“Fishy” Science Part 2: Ben Franklin and Electrical Medicine

Category / Department

By Rosemarie Fettig, Bryn Mawr College
2019 Curatorial Research Intern
The following blog post is adapted from a presentation given as part of the APS Library & Museum's Brown Bag Lunch series.

As my previous post described, the embodied study of electricity in the 18th century led to some pretty unique experiments. 

Guerison
Frontispiece from Guerison de la paralysie, par l’electricite by Abbe Sans, 1778. APS. This engraving dramatically depicts two men receiving electrical treatment for paralysis.

Electrical medicine in the 18th century was right at the intersection of electric experiments on the body, electrical understanding of the body, and a desire to make electricity useful. Electrical treatments were used for both physical ailments, such as palsy, stroke, seizures, and rheumatism, and mental ailments, such as hysteria and melancholy.

Rheumatism
Benjamin Franklin, Letter on the cure of rheumatism by electricity, 1773. APS.

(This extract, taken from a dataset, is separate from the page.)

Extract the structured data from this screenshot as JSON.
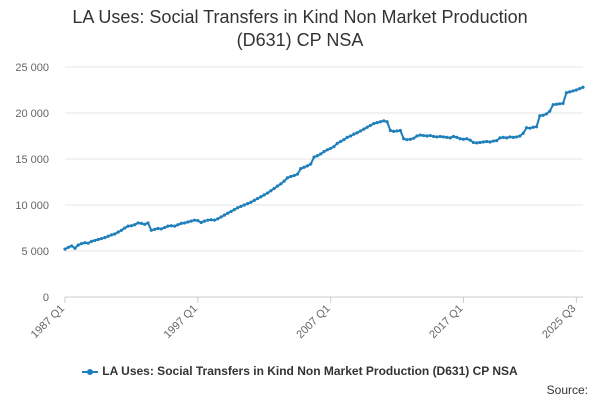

Franklin himself experimented with medical electricity, starting with his treatments of James Logan, a respected Philadelphia public figure. Logan was aware of scientific developments in electrical experiments and medical research at the time of his second stroke, and underwent shock treatments under the supervision of Franklin. These treatments had no lasting effects, however, and in a letter to the Royal Society of London, Franklin declared electrical treatment of physical illnesses ultimately unsuccessful.

He also treated a young woman known only as C.B. for “hysterical epilepsy.” C.B. is believed to be the sister of Cadwallader Evans, a medical student who worked with Franklin and later published a report of the treatment. She suffered from convulsions, and sought electrical treatment herself directly from Franklin. The details of the treatment were not well documented, but she made a full recovery. Franklin never wrote about C.B. in any of his publications or letters, so it’s possible that he believed her “cure” to be due to the power of suggestion and thus took no credit for it.

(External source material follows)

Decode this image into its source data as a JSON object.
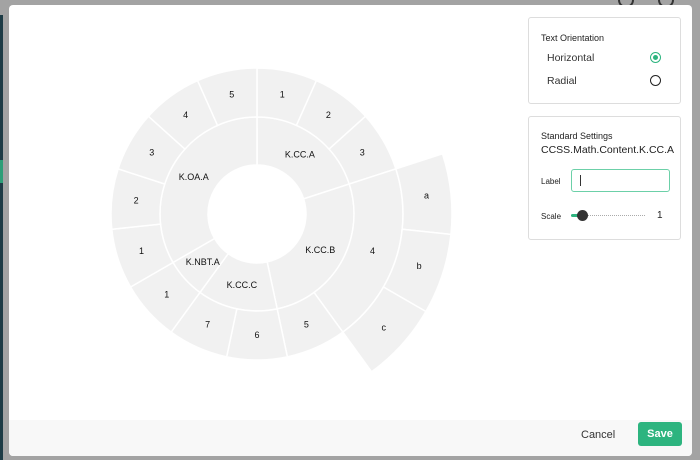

Franklin also theorized about treating melancholy, or depression, by electricity with his friend and frequent correspondent Jan Ingenhousz, a Dutch physician. Franklin and Ingenhousz wrote to each other about accidents they’d had involving electricity, wherein both men had suffered electric shocks to the head but felt no adverse effect beyond slight retrograde amnesia (which they didn’t seem to find a problem with). Ingenhousz also noted feeling “the most lively joye” after his shock, which led the two men to theorize that electric shocks could be used to treat melancholy. While they never performed any trials of their own, other electrical operators tested electrical treatments with moderate success, but the practice fell out of style and wasn’t revived until the 1930s.

Mesmer
Frontispiece from L'antimagnétisme, ou Origine, progrès, décadence, renouvellement et réfutation du magnétisme animal, by Jean-Jacques Paulet, 1784. APS.

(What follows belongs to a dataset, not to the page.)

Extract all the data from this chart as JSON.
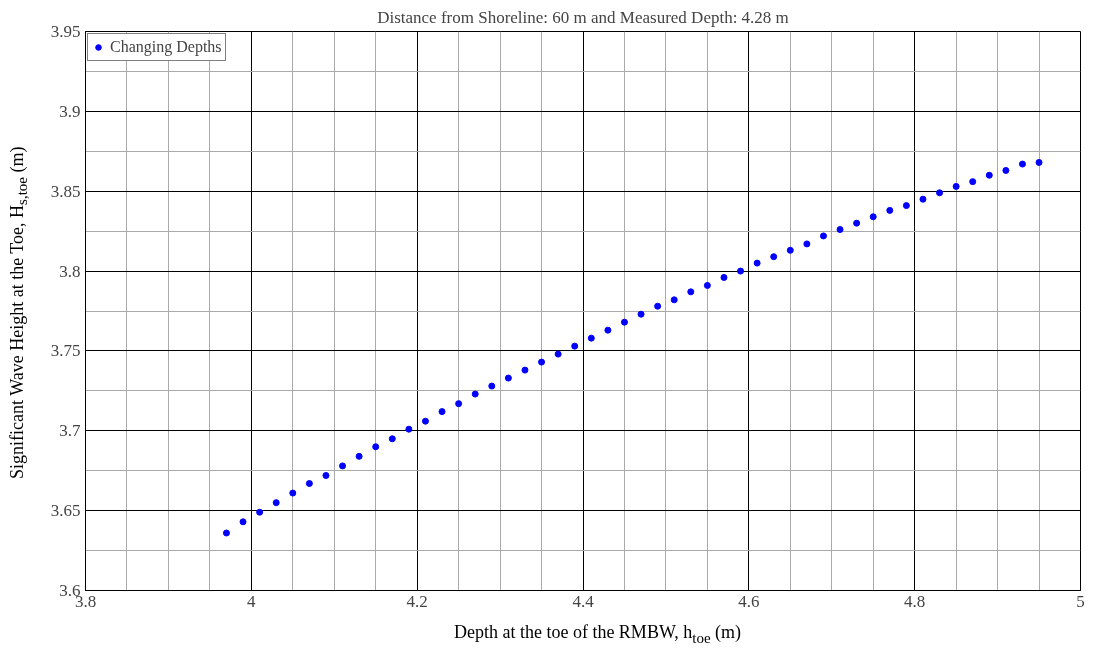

Electricity began to get touted as a miracle cure, but Franklin remained skeptical. This skepticism made him an ideal candidate for the commission ordered by Louis XVI of France to investigate Franz Anton Mesmer in the mid-1780s. Mesmer was an Austrian physician who claimed to have discovered “animal magnetism,” a unifying energy that flows through all things with the power to cure illness, but only he and his assistant could manipulate it. He offered his services to the rich in various European capitals, becoming more and more theatrical at his lodgings near Paris until Louis XVI demanded an investigation into his practices. Mesmer was thoroughly discredited by the commission’s work, some of which took place at Franklin’s house in Passy. 

Commission Report
Report of Dr. Benjamin Franklin and other Commissioners, 1785, APS.

Electricity in the mid-18th century was a deeply embodied field, relying on both human and animal bodies to develop the fullest possible understanding, and for this reason, mid- to late-18th-century electrical work is often regarded as an exemplary use of the scientific method that had emerged with the Enlightenment. For the study of electricity, feeling was essential to understanding, and no one knew that better than Ben Franklin. His integration of scientific method and skepticism represent a turn towards evidence-based knowledge and material proof that continues to inform modern scientific practice.